OILTEC RESOURCES LTD. (TSE:OLT) reported that its second Red River has been successfully completed. The well flowed very light gravity (39.4 degree API) water-free crude oil after perforating. Including the first success, Oiltec's two Red River wells are producing at a combined rate of 705 BOPD (387 B0PD net). Both wells are flowing, water-free, light gravity crude oil to surface with no pumping equipment. The wells are capable of much higher production rates but are being held back by chokes while each well's productive capability is determined. Even at today's sub-US$17.00 WTI oil price. Oiltec is achieving a netback of over CDN$18.00 per barrel due to the high oil quality, low royalty encumbrances and negligible operating costs. Oiltec's Fourth Red River well (100% working interest) at Weir Hill is drilling ahead smoothly at 1700 mKB and should reach total depth in about 15 days. A fifth Red River well is currently being licensed.

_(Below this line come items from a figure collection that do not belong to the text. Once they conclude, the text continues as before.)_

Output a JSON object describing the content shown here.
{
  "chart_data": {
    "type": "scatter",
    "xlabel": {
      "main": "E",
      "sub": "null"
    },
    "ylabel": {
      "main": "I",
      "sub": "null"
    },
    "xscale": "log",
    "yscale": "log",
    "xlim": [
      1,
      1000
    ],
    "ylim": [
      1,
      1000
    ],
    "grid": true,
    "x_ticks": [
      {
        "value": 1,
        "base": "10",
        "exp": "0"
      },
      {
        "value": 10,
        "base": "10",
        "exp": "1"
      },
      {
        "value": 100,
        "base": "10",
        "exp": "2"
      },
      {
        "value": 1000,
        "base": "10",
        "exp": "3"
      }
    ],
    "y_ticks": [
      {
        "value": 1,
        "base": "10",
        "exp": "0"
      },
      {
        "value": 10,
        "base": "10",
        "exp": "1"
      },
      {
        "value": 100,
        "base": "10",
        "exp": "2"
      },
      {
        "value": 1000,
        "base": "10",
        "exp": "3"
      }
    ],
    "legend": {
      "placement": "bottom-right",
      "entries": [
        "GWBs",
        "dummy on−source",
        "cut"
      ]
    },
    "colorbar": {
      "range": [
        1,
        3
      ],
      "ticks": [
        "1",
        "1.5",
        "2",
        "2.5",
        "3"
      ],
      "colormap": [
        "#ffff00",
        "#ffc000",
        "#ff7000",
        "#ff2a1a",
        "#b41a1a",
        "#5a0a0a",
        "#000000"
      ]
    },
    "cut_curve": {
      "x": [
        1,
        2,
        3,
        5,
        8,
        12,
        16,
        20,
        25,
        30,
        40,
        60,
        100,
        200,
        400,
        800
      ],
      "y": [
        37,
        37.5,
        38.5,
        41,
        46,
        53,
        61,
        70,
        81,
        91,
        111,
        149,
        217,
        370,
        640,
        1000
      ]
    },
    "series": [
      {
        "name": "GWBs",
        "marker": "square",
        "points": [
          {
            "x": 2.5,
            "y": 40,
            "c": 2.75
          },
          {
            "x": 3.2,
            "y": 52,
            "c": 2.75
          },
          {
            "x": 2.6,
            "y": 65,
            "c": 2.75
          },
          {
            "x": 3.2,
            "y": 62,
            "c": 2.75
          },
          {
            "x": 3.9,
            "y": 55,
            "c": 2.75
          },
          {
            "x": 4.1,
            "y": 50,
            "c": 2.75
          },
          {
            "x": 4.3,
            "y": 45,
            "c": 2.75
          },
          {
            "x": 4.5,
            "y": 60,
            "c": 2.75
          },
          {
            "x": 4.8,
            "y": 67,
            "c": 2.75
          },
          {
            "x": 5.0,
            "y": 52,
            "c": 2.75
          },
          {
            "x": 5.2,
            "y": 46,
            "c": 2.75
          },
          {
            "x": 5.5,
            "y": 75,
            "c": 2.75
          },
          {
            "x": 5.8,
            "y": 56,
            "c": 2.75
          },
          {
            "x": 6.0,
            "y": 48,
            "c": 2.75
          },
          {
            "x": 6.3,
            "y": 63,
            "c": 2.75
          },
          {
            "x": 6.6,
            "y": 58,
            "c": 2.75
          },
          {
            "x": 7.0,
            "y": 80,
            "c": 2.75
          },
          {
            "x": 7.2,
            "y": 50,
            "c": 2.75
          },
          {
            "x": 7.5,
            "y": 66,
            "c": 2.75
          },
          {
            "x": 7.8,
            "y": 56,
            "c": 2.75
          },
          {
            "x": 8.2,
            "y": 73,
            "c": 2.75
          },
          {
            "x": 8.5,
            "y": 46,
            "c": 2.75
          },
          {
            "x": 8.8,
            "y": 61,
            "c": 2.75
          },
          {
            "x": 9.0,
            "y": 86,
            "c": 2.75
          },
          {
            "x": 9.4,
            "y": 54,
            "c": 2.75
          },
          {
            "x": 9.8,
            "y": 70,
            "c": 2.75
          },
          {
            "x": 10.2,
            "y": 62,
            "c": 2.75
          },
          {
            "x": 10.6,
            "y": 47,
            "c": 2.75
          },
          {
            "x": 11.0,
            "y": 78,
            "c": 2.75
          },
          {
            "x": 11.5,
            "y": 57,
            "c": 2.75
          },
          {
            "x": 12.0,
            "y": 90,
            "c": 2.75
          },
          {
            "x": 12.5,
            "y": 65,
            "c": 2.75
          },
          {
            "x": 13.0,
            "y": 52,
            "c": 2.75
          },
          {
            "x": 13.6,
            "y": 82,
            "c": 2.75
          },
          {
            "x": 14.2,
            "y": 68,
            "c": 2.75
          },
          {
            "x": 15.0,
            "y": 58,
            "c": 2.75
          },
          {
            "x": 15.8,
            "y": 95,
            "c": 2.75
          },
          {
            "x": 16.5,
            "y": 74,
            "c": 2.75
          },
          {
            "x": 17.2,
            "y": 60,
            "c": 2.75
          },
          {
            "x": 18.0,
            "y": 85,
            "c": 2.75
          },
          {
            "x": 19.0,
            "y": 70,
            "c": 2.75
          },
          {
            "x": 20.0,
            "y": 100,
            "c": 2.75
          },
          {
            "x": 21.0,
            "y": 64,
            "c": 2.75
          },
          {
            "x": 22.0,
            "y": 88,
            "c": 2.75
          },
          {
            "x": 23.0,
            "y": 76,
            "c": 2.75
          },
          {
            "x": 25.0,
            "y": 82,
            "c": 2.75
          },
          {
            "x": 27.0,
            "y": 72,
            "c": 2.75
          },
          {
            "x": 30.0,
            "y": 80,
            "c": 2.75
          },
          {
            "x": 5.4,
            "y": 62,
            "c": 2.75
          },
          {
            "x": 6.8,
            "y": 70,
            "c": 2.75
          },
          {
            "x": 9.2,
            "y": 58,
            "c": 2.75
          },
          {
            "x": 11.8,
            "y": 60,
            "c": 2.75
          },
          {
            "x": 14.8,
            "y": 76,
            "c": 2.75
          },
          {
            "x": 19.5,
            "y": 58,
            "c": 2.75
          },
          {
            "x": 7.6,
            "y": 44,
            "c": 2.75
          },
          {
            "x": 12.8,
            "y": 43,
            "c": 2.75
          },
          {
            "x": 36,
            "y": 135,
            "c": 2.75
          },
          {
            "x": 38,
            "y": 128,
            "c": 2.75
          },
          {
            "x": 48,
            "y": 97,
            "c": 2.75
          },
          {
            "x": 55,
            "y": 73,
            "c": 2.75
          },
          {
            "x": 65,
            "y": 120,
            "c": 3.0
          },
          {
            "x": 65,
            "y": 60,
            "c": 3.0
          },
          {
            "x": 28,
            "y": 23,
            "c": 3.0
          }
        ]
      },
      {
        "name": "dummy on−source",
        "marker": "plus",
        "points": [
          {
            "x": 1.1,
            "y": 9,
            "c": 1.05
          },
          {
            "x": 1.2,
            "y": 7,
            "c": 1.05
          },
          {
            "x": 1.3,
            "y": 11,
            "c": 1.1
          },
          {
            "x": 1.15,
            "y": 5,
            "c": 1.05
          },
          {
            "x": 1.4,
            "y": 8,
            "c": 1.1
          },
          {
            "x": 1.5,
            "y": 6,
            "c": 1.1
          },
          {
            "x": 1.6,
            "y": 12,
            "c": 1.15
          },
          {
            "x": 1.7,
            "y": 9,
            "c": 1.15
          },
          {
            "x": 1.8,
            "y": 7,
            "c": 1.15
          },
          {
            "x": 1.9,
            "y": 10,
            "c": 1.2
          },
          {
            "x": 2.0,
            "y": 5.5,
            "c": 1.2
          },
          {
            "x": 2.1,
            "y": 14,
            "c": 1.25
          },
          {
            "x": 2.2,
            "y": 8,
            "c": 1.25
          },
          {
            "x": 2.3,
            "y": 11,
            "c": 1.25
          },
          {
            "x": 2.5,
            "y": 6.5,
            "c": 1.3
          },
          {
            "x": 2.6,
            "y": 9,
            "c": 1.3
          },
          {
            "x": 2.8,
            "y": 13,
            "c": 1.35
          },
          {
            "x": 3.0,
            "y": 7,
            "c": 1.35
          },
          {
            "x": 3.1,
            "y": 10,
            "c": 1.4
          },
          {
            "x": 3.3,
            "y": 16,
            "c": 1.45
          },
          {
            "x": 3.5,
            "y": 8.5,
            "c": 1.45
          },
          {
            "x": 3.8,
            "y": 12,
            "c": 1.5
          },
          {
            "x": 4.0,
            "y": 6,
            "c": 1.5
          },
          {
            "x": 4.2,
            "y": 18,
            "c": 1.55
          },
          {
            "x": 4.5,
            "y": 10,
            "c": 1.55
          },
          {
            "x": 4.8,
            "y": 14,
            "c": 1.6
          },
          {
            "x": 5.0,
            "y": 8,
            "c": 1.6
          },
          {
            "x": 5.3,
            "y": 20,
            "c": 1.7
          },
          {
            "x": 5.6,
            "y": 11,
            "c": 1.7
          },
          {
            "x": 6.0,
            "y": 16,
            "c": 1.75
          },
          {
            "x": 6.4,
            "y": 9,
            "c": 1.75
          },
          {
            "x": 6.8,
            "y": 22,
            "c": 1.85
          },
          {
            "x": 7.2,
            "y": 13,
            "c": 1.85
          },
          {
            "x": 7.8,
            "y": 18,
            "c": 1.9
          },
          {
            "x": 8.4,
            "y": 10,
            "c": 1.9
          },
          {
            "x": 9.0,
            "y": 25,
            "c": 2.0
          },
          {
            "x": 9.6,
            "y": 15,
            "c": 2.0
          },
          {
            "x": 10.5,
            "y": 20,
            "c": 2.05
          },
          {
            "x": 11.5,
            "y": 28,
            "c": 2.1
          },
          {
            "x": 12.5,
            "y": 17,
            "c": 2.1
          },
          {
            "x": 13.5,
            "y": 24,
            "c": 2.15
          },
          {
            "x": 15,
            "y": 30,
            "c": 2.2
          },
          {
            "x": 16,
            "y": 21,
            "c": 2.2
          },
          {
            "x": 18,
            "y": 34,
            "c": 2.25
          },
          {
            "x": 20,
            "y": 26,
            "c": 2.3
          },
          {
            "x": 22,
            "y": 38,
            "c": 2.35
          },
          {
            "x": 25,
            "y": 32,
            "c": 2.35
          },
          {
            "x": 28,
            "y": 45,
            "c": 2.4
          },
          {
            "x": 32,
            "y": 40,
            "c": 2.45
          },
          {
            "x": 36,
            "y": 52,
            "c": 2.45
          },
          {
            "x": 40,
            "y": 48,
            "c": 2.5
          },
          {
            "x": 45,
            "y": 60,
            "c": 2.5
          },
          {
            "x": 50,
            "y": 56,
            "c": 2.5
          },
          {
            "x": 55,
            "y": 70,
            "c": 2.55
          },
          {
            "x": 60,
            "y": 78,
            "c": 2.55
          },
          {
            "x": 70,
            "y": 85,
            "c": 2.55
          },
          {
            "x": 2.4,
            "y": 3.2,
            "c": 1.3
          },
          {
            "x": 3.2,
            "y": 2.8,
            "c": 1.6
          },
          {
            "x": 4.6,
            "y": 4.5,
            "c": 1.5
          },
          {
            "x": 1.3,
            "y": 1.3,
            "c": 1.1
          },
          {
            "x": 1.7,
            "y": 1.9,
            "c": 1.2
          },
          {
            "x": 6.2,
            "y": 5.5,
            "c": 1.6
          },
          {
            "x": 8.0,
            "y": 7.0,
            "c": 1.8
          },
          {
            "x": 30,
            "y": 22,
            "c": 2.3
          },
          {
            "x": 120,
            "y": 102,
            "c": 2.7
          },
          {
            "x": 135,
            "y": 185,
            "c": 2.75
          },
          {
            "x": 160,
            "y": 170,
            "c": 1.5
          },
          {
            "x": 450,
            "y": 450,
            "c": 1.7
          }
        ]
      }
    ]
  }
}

WILD HORSE RESOURCES LTD. reports Paul Jeffrey has been appointed president and chief executive on an interim basis. He replaces Douglas Amy, who relinquishes both titles, effective Oct. 1. The company said the change reflects its desire to retain a president highly experienced in the oil and gas industry.

BENZ ENERGY LTD, enz Energy Ltd. (VSE/BZG) reported that the Company drilled 8 exploratory wells and has completed or is completing 5 wells for a 71% success rate with 1 well still drilling. In addition the Company drilled 4 development wells and has completed or is completing 4 for a 100% success rate. The Company also substantially increased its net production to the current level of 4.5 million cubic feet per day and 100 barrels per day.

The Company's 1998 capital budget provides for a total of $43.5 million for drilling and project development. Approximately half of the capital budget will be focused on development drilling, and approximately $7 million is budgeted for drilling and testing 10 prospects and completing the drilling and testing of 2 prospects carried over from 1997. Among plans for the coming year are the drilling of the Company's Wausau prospect in Mississippi, additional exploitation at Oakvale Dome Field and exploratory drilling at Old Ocean Field and LaHinch Prospect in Texas.

The Company's 1997 results include significant discoveries at Oakvale Dome Fiel and Reedy Creek Field. The Company's discovery well at Oakvale Dome in Jefferson Davis County, Mississippi, has performed significantly better than 3rd quarter estimates. The Kathryn Saltry Byrd #1 well has produced 664,808 MCF and 3,206 barrels of oil to date, and current daily production is 7.4 MMCF and 35 barrels of oil. In addition, 30% of the gas at Oakvale has been hedged in the futures market at $3.50 per MMBTU. The Company holds a 54.1% working interest in the prospect.

Year-end re-completions of the BOE 16-3 #1 and Hosey wells at Reedy Creek Field, Jones County, Mississippi, where the Company presently has 4 wells and a 23.9% working interest, are expected to significantly improve production. The Hosey completion tested rates of up to 250 BOPD from one third of the interval to be completed, and the BOE 16-3 #1 is still underway. The remaining two wells were being completed as of year-end. The Herrin 9-7 #1 well recovered 150 barrels of oil in its first full 24 hours of testing while pipe has been run to 10,020 feet. The BOE 16-3 #2 well has had pipe run to 10,020 feet and several indicated commercial oil sands have been logged.

The 2 wells currently being evaluated by Benz are the Jennings and Big Creek prospects. Jennings has been drilled to 14,630 feet and 2 indicated commercial pay zones have been logged, and the well is awaiting a completion unit. The George W. Mason 17-10 #1 well at Big Creek in Mississippi has logged significant indicated commercial pay intervals the Company is preparing to complete.

The BOE 16-14 #1 well at Morgantown in Marion County, Mississippi has reached a depth of 20,304 feet and is still drilling to its targeted depth below 21,000 feet.